Friday, January 27, 2012

How to get Microsoft Publisher files printed by a commercial printer

I recently had to get a leaflet printed without having the time or budget to go to a designer. Normally I would have done this using colour digital printing, but 10p per sheet it was too expensive for a run of 2000 or so. My usual designer uses Adobe Indesign which is the standard these days for graphic design. All I have is Microsoft Publisher 2010 and professional printers can't handle publisher files so I had to find a work around.

The solution turned out to be to design the leaflet in Publisher and output it in pre-press PDF format. This does not compress images like a normal PDF and it will embed font files (where this is possible). To do this requires using a printer who can print from PDF so I settled on who are based in Germany, but deliver to the UK. I paid £99 for 2500 double sided, full colour, A5 leaflets on 170gm paper including delivery and a £10 charge for checking my file for errors before printing.

The leaflet was designed normally in Publisher, but with bleeds set (so the background colours would go over the edges of the paper).

The first thing you need to do is set the document to use process colours - CMYK - not the default RGB. RGB is fine for screen images and some desktop colour printers, but commercial printing uses a four colour process. To do this, start a new document or selct an existing one, go to the file menu, click on info, then commercial print settings. Select "change color mode" and select CMYK.

Setting CMYK as the colour mode in Publisher 2010

Now design your publication as normal. When you are finished save it as a publisher file (so you have a back up in editable form) then go to file > save as and select PDF:

Click on the Options button which opens up the following dialogue box.

Select Commercial press and click on "Bitmap text when fonts may not be embedded".

Commercial graphic design packages use Postscript fonts which can be embedded in a pdf. Whilst Truetype fonts can be embedded, very few have their right set to allow embedding. By choosing to bitmap the text you are turning it into an image and you don't need to embed the font. The results will not be as crisp, but they will be very close to the quality of an embedded font.

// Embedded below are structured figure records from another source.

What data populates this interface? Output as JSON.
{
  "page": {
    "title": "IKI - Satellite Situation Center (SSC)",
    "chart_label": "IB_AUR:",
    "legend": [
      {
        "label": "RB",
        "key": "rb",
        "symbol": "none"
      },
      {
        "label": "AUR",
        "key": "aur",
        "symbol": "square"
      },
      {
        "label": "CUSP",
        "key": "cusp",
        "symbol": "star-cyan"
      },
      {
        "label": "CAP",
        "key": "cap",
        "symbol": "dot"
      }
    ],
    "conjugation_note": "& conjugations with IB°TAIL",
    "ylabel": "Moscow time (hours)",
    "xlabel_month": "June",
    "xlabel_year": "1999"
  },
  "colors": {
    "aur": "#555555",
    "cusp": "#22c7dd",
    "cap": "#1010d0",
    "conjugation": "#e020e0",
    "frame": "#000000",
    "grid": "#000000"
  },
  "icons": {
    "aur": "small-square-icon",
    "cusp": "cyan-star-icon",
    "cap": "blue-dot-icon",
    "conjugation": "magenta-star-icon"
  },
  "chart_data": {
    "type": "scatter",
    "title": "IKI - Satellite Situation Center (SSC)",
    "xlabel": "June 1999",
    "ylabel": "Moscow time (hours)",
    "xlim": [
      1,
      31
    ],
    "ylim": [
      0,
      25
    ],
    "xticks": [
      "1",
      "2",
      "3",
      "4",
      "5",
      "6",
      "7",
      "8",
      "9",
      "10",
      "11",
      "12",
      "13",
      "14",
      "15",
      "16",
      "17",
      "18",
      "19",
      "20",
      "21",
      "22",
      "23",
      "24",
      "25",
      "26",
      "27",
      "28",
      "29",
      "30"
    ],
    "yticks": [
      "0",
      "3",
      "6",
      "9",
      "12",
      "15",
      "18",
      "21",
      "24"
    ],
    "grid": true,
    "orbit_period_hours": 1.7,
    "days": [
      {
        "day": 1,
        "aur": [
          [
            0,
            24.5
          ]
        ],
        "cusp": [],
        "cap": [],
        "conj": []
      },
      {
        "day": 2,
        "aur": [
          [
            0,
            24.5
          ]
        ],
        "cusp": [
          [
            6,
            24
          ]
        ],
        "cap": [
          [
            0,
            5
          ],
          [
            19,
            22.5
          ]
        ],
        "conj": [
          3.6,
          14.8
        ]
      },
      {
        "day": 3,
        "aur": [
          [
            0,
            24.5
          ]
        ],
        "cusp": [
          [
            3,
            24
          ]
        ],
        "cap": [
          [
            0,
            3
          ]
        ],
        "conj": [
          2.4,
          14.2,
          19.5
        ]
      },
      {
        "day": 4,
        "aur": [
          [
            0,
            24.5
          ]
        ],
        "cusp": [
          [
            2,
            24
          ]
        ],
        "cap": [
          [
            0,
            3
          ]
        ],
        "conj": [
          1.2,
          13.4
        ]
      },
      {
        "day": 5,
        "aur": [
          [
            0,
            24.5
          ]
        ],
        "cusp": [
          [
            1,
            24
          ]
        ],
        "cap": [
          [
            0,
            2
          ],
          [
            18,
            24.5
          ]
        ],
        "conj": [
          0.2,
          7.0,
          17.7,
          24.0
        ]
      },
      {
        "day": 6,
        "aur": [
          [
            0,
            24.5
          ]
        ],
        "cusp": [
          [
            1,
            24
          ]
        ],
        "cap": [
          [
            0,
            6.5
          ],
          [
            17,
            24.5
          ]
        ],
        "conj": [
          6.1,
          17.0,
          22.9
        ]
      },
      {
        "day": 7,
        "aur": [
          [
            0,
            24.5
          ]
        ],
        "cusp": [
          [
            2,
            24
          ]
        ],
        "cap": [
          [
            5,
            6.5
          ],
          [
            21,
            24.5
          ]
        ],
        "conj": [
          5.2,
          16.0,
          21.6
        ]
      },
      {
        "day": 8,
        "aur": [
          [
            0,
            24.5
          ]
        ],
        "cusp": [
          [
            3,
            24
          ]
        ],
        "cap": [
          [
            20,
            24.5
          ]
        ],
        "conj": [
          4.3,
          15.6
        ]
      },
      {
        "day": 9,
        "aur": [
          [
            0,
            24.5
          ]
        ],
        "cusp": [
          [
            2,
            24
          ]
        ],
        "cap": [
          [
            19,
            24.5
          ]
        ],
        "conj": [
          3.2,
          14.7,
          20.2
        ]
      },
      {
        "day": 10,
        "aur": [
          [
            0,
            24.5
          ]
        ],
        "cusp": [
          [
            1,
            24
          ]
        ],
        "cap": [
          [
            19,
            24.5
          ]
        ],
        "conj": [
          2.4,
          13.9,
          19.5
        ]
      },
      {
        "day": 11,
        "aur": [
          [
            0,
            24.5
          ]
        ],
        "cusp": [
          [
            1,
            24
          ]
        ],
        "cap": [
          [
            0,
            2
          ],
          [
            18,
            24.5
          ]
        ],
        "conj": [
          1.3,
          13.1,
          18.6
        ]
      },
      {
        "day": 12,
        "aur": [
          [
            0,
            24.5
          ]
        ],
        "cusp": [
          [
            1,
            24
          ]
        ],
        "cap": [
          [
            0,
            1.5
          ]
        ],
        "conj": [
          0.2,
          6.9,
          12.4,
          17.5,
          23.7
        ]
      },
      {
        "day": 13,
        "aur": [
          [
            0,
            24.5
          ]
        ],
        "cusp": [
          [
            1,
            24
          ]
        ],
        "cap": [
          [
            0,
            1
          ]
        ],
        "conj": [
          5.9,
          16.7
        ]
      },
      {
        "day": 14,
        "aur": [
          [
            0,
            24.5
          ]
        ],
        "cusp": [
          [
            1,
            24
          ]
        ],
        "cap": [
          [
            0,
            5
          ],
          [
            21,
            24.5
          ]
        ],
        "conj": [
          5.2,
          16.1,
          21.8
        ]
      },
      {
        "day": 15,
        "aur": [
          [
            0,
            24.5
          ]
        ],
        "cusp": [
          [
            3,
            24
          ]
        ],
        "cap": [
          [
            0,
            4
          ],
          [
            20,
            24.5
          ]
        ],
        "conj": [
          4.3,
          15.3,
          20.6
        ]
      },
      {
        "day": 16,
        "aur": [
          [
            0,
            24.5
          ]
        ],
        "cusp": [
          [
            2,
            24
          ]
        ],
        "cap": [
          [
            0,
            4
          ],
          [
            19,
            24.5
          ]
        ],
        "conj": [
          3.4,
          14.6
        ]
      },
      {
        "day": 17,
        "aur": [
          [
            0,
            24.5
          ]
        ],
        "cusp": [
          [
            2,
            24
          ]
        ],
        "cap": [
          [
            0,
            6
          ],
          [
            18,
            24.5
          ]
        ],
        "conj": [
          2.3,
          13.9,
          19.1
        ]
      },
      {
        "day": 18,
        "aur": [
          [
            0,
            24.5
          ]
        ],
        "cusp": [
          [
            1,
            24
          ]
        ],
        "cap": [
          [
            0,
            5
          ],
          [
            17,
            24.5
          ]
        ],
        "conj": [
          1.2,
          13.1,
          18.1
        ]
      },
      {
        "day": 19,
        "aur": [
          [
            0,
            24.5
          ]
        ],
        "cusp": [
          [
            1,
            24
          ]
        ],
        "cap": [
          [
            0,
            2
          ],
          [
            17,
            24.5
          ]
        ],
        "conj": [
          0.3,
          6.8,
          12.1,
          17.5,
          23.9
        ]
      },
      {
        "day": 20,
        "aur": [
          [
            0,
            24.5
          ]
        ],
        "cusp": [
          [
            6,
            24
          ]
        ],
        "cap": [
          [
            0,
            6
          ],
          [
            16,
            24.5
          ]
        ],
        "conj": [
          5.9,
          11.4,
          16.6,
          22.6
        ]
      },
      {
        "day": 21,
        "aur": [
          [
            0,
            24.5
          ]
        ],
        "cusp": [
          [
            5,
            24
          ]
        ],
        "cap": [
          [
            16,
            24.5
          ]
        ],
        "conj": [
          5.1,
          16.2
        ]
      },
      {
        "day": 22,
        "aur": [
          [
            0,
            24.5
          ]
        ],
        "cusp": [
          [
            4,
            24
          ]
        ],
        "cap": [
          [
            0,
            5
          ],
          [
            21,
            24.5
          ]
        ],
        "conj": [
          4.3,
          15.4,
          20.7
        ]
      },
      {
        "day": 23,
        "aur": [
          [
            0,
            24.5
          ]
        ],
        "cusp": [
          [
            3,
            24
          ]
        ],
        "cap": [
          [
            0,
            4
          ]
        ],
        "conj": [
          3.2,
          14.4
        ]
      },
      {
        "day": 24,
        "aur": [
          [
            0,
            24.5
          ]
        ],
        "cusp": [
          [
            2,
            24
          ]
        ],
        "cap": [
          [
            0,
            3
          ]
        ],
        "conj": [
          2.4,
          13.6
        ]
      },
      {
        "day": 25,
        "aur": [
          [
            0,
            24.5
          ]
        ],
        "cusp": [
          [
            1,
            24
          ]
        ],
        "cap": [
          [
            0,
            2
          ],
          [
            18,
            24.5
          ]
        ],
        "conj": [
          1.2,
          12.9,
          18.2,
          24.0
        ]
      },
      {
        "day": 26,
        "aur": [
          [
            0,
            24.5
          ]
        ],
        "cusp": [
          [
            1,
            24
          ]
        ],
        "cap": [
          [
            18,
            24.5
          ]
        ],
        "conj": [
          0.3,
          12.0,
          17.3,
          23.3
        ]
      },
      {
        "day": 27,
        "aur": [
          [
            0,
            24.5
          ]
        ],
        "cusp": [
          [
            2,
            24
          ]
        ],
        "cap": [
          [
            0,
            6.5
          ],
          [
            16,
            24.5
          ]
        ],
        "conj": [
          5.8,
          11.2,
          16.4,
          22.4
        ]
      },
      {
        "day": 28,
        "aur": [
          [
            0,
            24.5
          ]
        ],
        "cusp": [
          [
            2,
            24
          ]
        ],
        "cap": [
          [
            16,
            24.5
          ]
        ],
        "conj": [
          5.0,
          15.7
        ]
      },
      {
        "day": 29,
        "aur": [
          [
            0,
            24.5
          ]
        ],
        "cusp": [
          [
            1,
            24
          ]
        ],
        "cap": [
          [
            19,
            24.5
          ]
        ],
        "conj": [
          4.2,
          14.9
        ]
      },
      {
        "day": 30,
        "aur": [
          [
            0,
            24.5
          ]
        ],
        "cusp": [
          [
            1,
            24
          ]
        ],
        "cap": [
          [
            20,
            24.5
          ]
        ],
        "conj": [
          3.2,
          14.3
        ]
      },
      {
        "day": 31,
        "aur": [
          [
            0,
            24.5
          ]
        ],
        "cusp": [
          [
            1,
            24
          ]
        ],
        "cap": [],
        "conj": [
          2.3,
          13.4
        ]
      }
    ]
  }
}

Now click on the Print Options button:

Tick the box marked "Allow bleeds" but do not tick the one marked crop marks or bleed marks. If you do that then you may get the lines intruding into the publication.

Make sure the page size is the same as your document. if you have set it to A5 with a bleed area then you will need to select custom size and enter the full size of your document.

Now you can save the document. It will be a larger PDF file from those you are probably used to seeing. You can open it in your usual PDF viewer to check it and generate a new PDF if you want to make changes in publisher.

This method gives charities and voluntary groups the opportunity to improve the quality of their publications while saving money on digital printing and colour photocopying costs. I have had good results, but it requires careful colour management.